DNA Replication (MCB school revision)

Okazaki fragment - short fragment of DNA.

Helicase - separates the double strand.

Single-strand binding protein – prevents single strand coiling back to original shape.

DNA Polymerase synthesize only 5’ to 3’.

5’ to 3’ (direction of DNA polymerase) = Leading strand (3’ to 5’ old strand, 5’ to 3’ new strand, direction towards helicase)

5’ to 3’ (direction of DNA polymerase) = Lagging strand (5’ to 3’ old strand, 3’ to 5’ new strand, direction away from helicase)

Leading strand –

1) RNA Primase - attach a RNA Primer onto the strand
2) DNA Polymerase 3 - adds deoxyribonucleotides to synthesize the new complementary strands of DNA.

Lagging Strand –

1) RNA Primase – attaches a RNA Primer
2) DNA Polymerase III - adds deoxyribonucleotides
3) DNA Polymerase I – removes the RNA and replace it with DNA
4) DNA ligase – Forms phosphodiester bonds

Molecular and Cell Biology (School revision) - Transcription and translation

In order to undergo the central dogma, the DNA has to undergo transcription and translation.

In transcription, the RNA Polymerase splits the double strand into a single strand. The RNA Polymerase will then bring the nucleotides, and then the nucleotides will firstly find the start codon. After finding the start codon, the RNA Polymerase will then begin to bind the nucleotides to form a single strand. As the RNA Polymerase moves along to form a longer RNA strand, the front part of the mRNA will detached from the single strand, and after the RNA Polymerase reaches the stop codon, the mRNA strand will be formed.

The mRNA strand will then move out of the nucleus to the cytoplasm, and then translation will occur.

For translation, firstly, the ribosome will bind onto the mRNA strand, and then it will also find the start codon. After it found the start codon AUG, it will then start to read.

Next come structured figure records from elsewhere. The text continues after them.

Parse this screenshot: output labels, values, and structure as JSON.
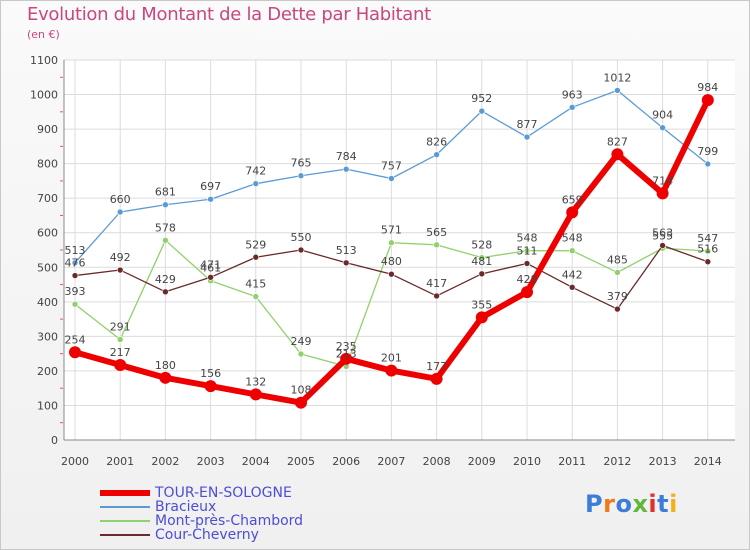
{
  "title": "Evolution du Montant de la Dette par Habitant",
  "unit": "(en €)",
  "logo": {
    "text": "Proxiti",
    "colors": [
      "#3b7dd8",
      "#f07a1a",
      "#3b7dd8",
      "#63b83b",
      "#e2312d",
      "#3b7dd8",
      "#f0b21a"
    ]
  },
  "chart_data": {
    "type": "line",
    "title": "Evolution du Montant de la Dette par Habitant",
    "ylabel": "(en €)",
    "ylim": [
      0,
      1100
    ],
    "yticks": [
      0,
      100,
      200,
      300,
      400,
      500,
      600,
      700,
      800,
      900,
      1000,
      1100
    ],
    "grid": true,
    "legend_position": "bottom",
    "x": [
      "2000",
      "2001",
      "2002",
      "2003",
      "2004",
      "2005",
      "2006",
      "2007",
      "2008",
      "2009",
      "2010",
      "2011",
      "2012",
      "2013",
      "2014"
    ],
    "series": [
      {
        "name": "TOUR-EN-SOLOGNE",
        "color": "#ee0000",
        "values": [
          254,
          217,
          180,
          156,
          132,
          108,
          235,
          201,
          177,
          355,
          428,
          659,
          827,
          714,
          984
        ]
      },
      {
        "name": "Bracieux",
        "color": "#5b9bd5",
        "values": [
          513,
          660,
          681,
          697,
          742,
          765,
          784,
          757,
          826,
          952,
          877,
          963,
          1012,
          904,
          799
        ]
      },
      {
        "name": "Mont-près-Chambord",
        "color": "#8fd16a",
        "values": [
          393,
          291,
          578,
          461,
          415,
          249,
          213,
          571,
          565,
          528,
          548,
          548,
          485,
          555,
          547
        ]
      },
      {
        "name": "Cour-Cheverny",
        "color": "#6b2a2a",
        "values": [
          476,
          492,
          429,
          471,
          529,
          550,
          513,
          480,
          417,
          481,
          511,
          442,
          379,
          563,
          516
        ]
      }
    ]
  }
}
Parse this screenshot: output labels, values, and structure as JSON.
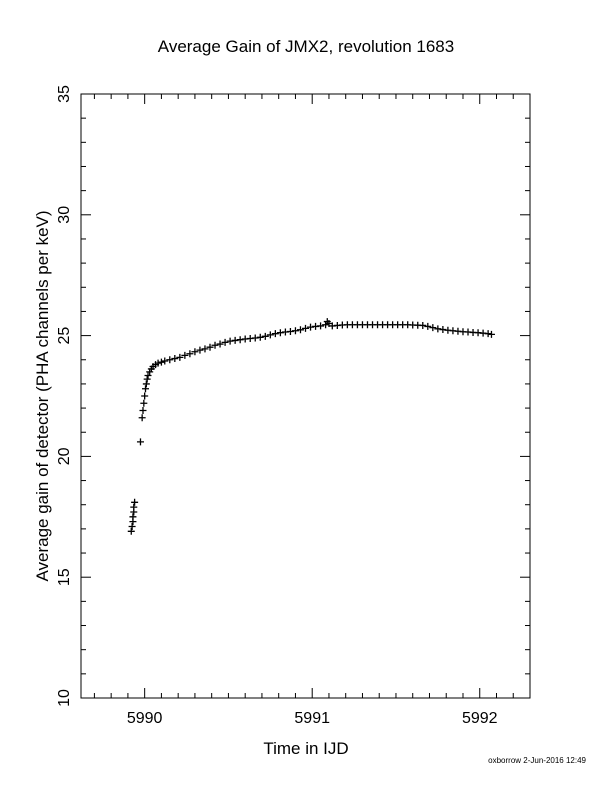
{
  "chart_data": {
    "type": "scatter",
    "title": "Average Gain of JMX2, revolution 1683",
    "xlabel": "Time in IJD",
    "ylabel": "Average gain of detector (PHA channels per keV)",
    "xlim": [
      5989.62,
      5992.3
    ],
    "ylim": [
      10,
      35
    ],
    "xticks": [
      5990,
      5991,
      5992
    ],
    "xtick_labels": [
      "5990",
      "5991",
      "5992"
    ],
    "yticks": [
      10,
      15,
      20,
      25,
      30,
      35
    ],
    "ytick_labels": [
      "10",
      "15",
      "20",
      "25",
      "30",
      "35"
    ],
    "y_minor_step": 1,
    "x_minor_step": 0.1,
    "grid": false,
    "marker": "+",
    "series": [
      {
        "points": [
          [
            5989.92,
            16.9
          ],
          [
            5989.925,
            17.1
          ],
          [
            5989.93,
            17.3
          ],
          [
            5989.93,
            17.5
          ],
          [
            5989.935,
            17.7
          ],
          [
            5989.935,
            17.9
          ],
          [
            5989.94,
            18.1
          ],
          [
            5989.975,
            20.6
          ],
          [
            5989.985,
            21.6
          ],
          [
            5989.99,
            21.9
          ],
          [
            5989.995,
            22.2
          ],
          [
            5990.0,
            22.5
          ],
          [
            5990.005,
            22.8
          ],
          [
            5990.01,
            23.0
          ],
          [
            5990.015,
            23.2
          ],
          [
            5990.02,
            23.35
          ],
          [
            5990.03,
            23.5
          ],
          [
            5990.04,
            23.62
          ],
          [
            5990.05,
            23.72
          ],
          [
            5990.065,
            23.8
          ],
          [
            5990.08,
            23.86
          ],
          [
            5990.1,
            23.9
          ],
          [
            5990.12,
            23.95
          ],
          [
            5990.15,
            24.0
          ],
          [
            5990.18,
            24.05
          ],
          [
            5990.21,
            24.1
          ],
          [
            5990.24,
            24.18
          ],
          [
            5990.27,
            24.25
          ],
          [
            5990.3,
            24.33
          ],
          [
            5990.33,
            24.4
          ],
          [
            5990.36,
            24.45
          ],
          [
            5990.39,
            24.52
          ],
          [
            5990.42,
            24.6
          ],
          [
            5990.45,
            24.65
          ],
          [
            5990.48,
            24.72
          ],
          [
            5990.51,
            24.77
          ],
          [
            5990.54,
            24.8
          ],
          [
            5990.57,
            24.83
          ],
          [
            5990.6,
            24.86
          ],
          [
            5990.63,
            24.88
          ],
          [
            5990.66,
            24.9
          ],
          [
            5990.69,
            24.93
          ],
          [
            5990.72,
            24.97
          ],
          [
            5990.75,
            25.03
          ],
          [
            5990.78,
            25.08
          ],
          [
            5990.81,
            25.12
          ],
          [
            5990.84,
            25.15
          ],
          [
            5990.87,
            25.17
          ],
          [
            5990.9,
            25.2
          ],
          [
            5990.93,
            25.24
          ],
          [
            5990.96,
            25.3
          ],
          [
            5990.99,
            25.35
          ],
          [
            5991.02,
            25.38
          ],
          [
            5991.05,
            25.4
          ],
          [
            5991.08,
            25.45
          ],
          [
            5991.09,
            25.58
          ],
          [
            5991.1,
            25.5
          ],
          [
            5991.12,
            25.4
          ],
          [
            5991.15,
            25.42
          ],
          [
            5991.18,
            25.44
          ],
          [
            5991.21,
            25.45
          ],
          [
            5991.24,
            25.45
          ],
          [
            5991.27,
            25.45
          ],
          [
            5991.3,
            25.45
          ],
          [
            5991.33,
            25.45
          ],
          [
            5991.36,
            25.45
          ],
          [
            5991.39,
            25.45
          ],
          [
            5991.42,
            25.45
          ],
          [
            5991.45,
            25.45
          ],
          [
            5991.48,
            25.45
          ],
          [
            5991.51,
            25.45
          ],
          [
            5991.54,
            25.45
          ],
          [
            5991.57,
            25.45
          ],
          [
            5991.6,
            25.44
          ],
          [
            5991.63,
            25.43
          ],
          [
            5991.66,
            25.42
          ],
          [
            5991.69,
            25.38
          ],
          [
            5991.72,
            25.33
          ],
          [
            5991.75,
            25.28
          ],
          [
            5991.78,
            25.25
          ],
          [
            5991.81,
            25.22
          ],
          [
            5991.84,
            25.2
          ],
          [
            5991.87,
            25.18
          ],
          [
            5991.9,
            25.16
          ],
          [
            5991.93,
            25.15
          ],
          [
            5991.96,
            25.13
          ],
          [
            5991.99,
            25.12
          ],
          [
            5992.02,
            25.1
          ],
          [
            5992.05,
            25.08
          ],
          [
            5992.07,
            25.05
          ]
        ]
      }
    ]
  },
  "footer": "oxborrow  2-Jun-2016 12:49"
}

As it moves along, the tRNA with the anti-codon on the other side will then bind onto the codon. On the other end, it has the amino acid. As the ribosome moves along, there will be more tRNA binding onto the codon.

As the ribosome moves along, the tRNA on the front part will started to detached with the mRNA strand, and leaving behind the amino acid. The ribosome will also help to form the peptite bond of the amino acid.

After the ribosome reaches the end codon, the amino acid will then be formed.

In order to form protein, there will be more amino acids formed, which will then made up proteins.

Immunology - Complement System C1 to C9

In Complement System, there are different types of proteins in the complement system. These proteins are named from C1 to C9.

Firstly, the antibody will bind onto the infectious particle. After that, C1 will attached onto the antibody.

After attaching onto the antibody, C1 will then be activated, and then it will split to form C2a and C4b fragments.

When these 2 fragments joined together, it will then form the C3 convertase.

C3 convertase is able to cleave C3 into C3a and C3b.

C3a is able to cleave C5 into C5a and C5b.

C5b, C6, C7, C8, and C9 are able to attach itself onto the infectious cell membrane, and therefore opening a hole on the membrane, and allowing the infectious cell content to lysate, and it leads to self-destruct. This process is known as MAC, which is known as Membrane Attacking Complex.

C3b is able to attach itself to the infectious cell, and therefore it will help in opsonisation, and it will then undergo phagocytosis.

Clonal Selection (School Revision) Immunology

Clonal Selection is the process of forming new antibodies. When there is a new antigen(foreign infectious particles) invading our body, it will trigger the immune system. The T-cell will then activate the B-cell. After the B-cells are being activated, it will start to undergo a few cell divisions. After going through many cell divisions, it will form many memory cells and plasma cells.

The functions of the memory cell is to store the information of the specific antibody that has the immunity against the new antigens. If there are memory cells, the immune system will then be able to produce the specific antibody that has immunity to the new antigens.

The functions of the plasma cells is to produce antibodies to fight against the new foreign antigens.

After we recovered from the disease, the memory cell still remains in our body. Therefore if we infected the same disease again, we still have the memory cell which are present in our body, therefore, the plasma cell will produce the same antibody to fight against the disease. Therefore we can have immunity on the second time we infected the same disease.